Yes, we can. You can try this out by preparing two functions with different names "run_loop1" and "run_loop2". You, of course, have to adapt other statements, too.

But note: It is not wise to start our job "run_loop" just twice by running cell 5 two times. The reason is that we get an overlap of function names then which may potentially lead to unclear attribute assignments across the functions.

Can we kill a thread (started by Ipython's backgroundjobs) that runs wild?

Unfortunately, we cannot kill a thread, which we have started from a cell of a Jupyterlab notebook, by some clever commands of the backgrounds-package in another cell of the same Jupyter notebook. We have to wait until the thread terminates regularly.

However and of course, we could eliminate such a process from a Linux terminal or by issuing the Linux kill-command via the OS-package from a Jupyterlab cell. We first have to find the process PID for the notebook kernel. (It would probably the last kernel-process if you had started the notebook as the last one in Jupyterlab.) "ps aux | grep kernel" will help. Afterward you can show running threads of this process via "ps -T -p <pid>". The SPID given there can be used to kill such a process with the "kill -9 <(S)PID>" command.

Further experiments?

You could experiment with tasks that use internal oops with different task-dependent intervals of "await asyncio.sleep(interval)". Also think about realistic examples where one task produces data which the other task uses to evaluate and to plot or print.

Conclusion

With this post I have shown that we can start and stop asyncio-tasks in the background of a Jupyterlab Python notebook. Important ingredients were the use of nest_asyncio.apply() and the creation of a new asyncio-loop in the background of the notebook.

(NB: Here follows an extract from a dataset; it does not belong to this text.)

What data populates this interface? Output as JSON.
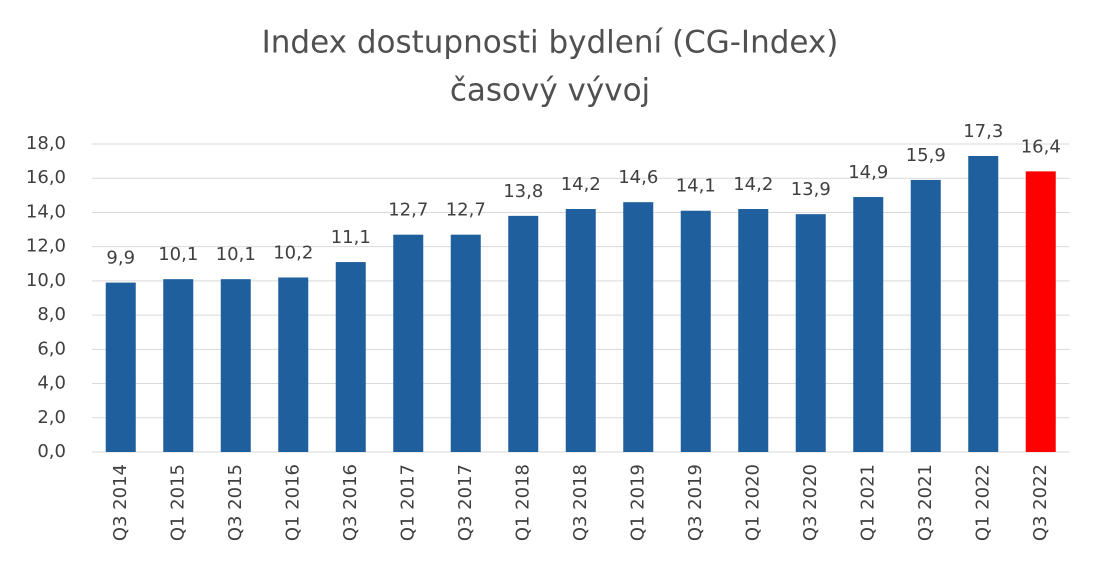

This appears to be useful in many situations. One example would be concurrent jobs of which at least one waits for some events or data from other tasks. This waiting-time can be used by other functions while intermittently event-conditions are controlled by task internal loops with sleep-intervals. Another example could be a job that creates information while another job plots this information in parallel.

In my simple example presented above the tasks had some relatively long intermittent await-intervals of 0.1 sec. In real world examples, in particular when plot-updates are involved, we would probably use significantly shorter intervals. In addition we would use different wait-intervals per task (fitting the production times of each of the concurrent tasks).

A natural advantage of running in the background, i.e. in another thread, is that we do not block working with other notebook cells. We can use code in the foreground while concurrent jobs meanwhile do their jobs in the background. We have to care of separating the outputs of background jobs from the outputs of the concurrently used notebook cells. But this is no principle problem.

In a forthcoming post in this blog I will use the results above for controlling GTK3- windows which presently do not cooperate correctly with Matplotlib's interactive mode (ion()) in Jupyterlab. We will allow for canvas redraw-actions while at the same time awaiting a window close event.